Thanks for continuing the conversation and for taking it further than the original poster did. As you will no doubt guess, I am going to disagree with your position, not only because I differ somewhat (mainly in emphasis) on your understanding of hermit life but more, because I think you and I have different notions of independence.
In the first place, I don't think of a hermit as one who leaves everything and everyone "in order to be alone". I think of a hermit as having done these things to seek and live in communion with God and, therefore, to be the truest and fullest Self s/he can be. The purpose of the life is not about being alone, nor about being hidden, or poor, or any number of other things; the purpose of the life is to put God first, to allow God's will to love us fully and unconditionally to be realized in our one very singular and infinitely precious life. Yes, this will mean being alone, poor, hidden, chaste, celibate, and any number of other things, but all of those serve this foundational purpose; they must not be mistaken for it. There is a second half to this foundational purpose, namely, in real ways the hermit leaves everything and everyone and seeks to live in Communion with God and to become and be the truest, fullest, self she can be for the sake of others.
Hermits are, first and foremost witnesses (martyrs) to the Love of God that is the deepest need of and sufficient for every person. We "leave everything and everyone" to the extent and in the way we do so in order to live in the silence of solitude (life with God alone) so that others may also know that God alone is enough (i.e., only God can create, sustain, and complete us as persons). I want to be clear that hermits are not the only ones who witness to this truth; for instance, men and women religious also do so, but they image the way that occurs in community and hermits image this truth in the vividness of the silence of solitude. (Both hermits and cenobites live community, silence, and solitude, but they do so differently with different emphases in their lives.) Again, who the hermit is and what the hermit does, is meant to be a gift and ministry to and for the sake of others; she lives her life for the sake of others -- beginning with God's own sake.So, with that important piece in place let's think about the term independence and especially its sense in Christian theology. To be truly free is to be empowered to be the person God wills us to be. It is to be able to live authentically and fully, the potential which is ours by virtue of our creation by God. There is a "free from" dimension to this empowerment as well as a "free for" dimension. For the person who exists in and through God in Christ, and to the extent this is true, there is freedom from sin (that is, from estrangement from God, self, and others), from ego, from much of the woundedness our lives in space and time cause us. This means too then, that there is the freedom to be Oneself for God, for the sake of God's good creation, and certainly for the sake of all who are precious to God. The hermit's freedom is very much this kind of freedom in both senses and dimensions.
If what one calls independence is ruled by ego, it is not genuine freedom. If we are not free to receive our lives as gift or others in a similar way, we do not know genuine freedom. If we are not free to give ourselves generously, to love and trust others in ways that empower them similarly, we are not truly free at all.
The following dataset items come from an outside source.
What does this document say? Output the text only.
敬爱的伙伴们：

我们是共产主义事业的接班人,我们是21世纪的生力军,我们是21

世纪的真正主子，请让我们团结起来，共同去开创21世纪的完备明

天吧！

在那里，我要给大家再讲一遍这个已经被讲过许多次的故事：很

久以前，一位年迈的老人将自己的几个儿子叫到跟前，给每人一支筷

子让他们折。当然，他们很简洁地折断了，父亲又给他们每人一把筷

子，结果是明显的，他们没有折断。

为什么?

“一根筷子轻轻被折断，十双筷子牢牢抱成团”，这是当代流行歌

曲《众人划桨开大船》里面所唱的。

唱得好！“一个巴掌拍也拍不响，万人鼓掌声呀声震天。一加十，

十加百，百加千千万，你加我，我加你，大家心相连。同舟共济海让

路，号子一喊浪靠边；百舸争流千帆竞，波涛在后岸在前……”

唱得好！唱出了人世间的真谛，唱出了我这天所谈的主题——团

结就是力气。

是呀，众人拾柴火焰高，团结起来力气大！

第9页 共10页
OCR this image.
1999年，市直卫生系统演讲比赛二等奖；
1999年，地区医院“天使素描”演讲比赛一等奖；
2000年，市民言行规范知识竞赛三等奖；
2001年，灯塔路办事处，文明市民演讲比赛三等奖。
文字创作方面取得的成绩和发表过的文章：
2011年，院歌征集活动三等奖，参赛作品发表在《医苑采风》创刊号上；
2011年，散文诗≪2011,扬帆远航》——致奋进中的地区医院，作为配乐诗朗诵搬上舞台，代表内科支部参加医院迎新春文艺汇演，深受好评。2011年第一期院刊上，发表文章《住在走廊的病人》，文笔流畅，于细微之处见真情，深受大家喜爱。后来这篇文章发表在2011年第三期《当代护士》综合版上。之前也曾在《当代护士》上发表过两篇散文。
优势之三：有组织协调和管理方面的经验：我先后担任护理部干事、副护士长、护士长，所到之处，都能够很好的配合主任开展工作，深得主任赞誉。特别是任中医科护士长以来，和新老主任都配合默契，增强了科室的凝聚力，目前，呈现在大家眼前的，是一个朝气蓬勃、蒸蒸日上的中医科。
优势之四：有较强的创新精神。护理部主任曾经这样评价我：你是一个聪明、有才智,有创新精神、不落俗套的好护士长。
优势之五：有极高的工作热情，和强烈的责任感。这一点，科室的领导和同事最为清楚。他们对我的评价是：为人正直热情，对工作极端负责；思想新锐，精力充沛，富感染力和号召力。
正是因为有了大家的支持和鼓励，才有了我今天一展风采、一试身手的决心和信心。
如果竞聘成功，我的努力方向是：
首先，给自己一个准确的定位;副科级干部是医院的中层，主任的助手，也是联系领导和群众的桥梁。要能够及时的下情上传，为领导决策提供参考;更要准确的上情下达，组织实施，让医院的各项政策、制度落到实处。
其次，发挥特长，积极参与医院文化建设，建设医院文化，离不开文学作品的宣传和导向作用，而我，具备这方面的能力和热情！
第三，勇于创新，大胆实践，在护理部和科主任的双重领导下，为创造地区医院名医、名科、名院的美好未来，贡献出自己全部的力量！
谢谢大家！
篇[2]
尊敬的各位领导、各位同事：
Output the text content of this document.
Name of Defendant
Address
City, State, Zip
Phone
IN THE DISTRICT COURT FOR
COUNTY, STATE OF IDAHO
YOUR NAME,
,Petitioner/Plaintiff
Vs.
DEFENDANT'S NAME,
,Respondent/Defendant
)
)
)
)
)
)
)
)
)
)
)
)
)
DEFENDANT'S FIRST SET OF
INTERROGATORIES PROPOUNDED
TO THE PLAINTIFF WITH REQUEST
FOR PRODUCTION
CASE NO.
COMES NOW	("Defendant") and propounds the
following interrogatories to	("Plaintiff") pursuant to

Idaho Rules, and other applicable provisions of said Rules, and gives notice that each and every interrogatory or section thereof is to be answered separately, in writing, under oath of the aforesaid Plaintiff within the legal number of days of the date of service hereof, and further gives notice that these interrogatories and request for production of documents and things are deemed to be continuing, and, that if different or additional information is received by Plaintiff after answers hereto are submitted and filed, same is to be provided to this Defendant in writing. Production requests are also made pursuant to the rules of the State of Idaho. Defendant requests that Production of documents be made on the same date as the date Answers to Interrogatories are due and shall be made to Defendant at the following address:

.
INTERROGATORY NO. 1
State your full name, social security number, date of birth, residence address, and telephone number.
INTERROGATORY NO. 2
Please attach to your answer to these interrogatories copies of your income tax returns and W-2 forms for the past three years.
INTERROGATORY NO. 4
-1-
Because we are only human as part of a community, because our humanity is a gift of God which is realized in and through our love of God and others and theirs of/for us, we need these same others if we are to be free. God is a community of love and God wills to draw us into that same reality; indeed, he has made us for this. By definition, humanity itself, and human freedom therefore is defined in terms of such community.All of this makes the solitude of the authentic hermit incredibly paradoxical. To the degree it is genuine, it will be an expression of our seeking and being in intimate community with God, with our deepest selves, and, in other ways, with others. No matter what else we walk away from, we cannot walk away from God or our deepest selves without betraying the very nature of our existence as human, and too then, our vocation and its solitude in the process. By extension, we cannot walk away from others --- though most of the time we relate to them differently than most people do.
The vocation I have begun describing here is both difficult, rare, and, as noted, incredibly paradoxical. It is easy to mistake it for the isolation and misanthropy that marks the loner in today's society because externally these two can look a lot alike. When one doesn't know that (seeking and receiving) communion with God is the primary motivation and goal of the hermit, it is easy to imagine that the vaunted "eremitical freedom" means the freedom to walk away from every relationship and responsibility and do whatever one wants whenever one wants to do it. Adding to the confusion is the fact that the word "hermit" has been used in these two antithetical ways, again based on some externals alone. But authentic eremitical life is demanding, and because communion with God (being loved and loving in return in the way God loves and empowers one to love) is a difficult goal which requires the whole of one's life, it really does require supervision and work with a skilled spiritual director, etc., to keep one moving forward in receiving and embodying one's deepest truth.Sin is, in the way I have defined it above, easy; refusing Life, which is always a gift of God, allowing it to slip away, choosing counterfeits and substitutes is easy. Holiness (being true to God and to one's deepest self in order to love as God loves), requires discipline, patience, commitment, and love --- including the love of those who know us and God, and who can help empower us to choose and continue to receive Life at every turn. In my own life those persons are a rare and precious gift. They include those who have agreed to serve me as spiritual director, as well as Director or delegate on behalf of my bishop and diocese to be sure that this vocation is lived well and in a way which is edifying to the life of the church and the understanding of all the faithful.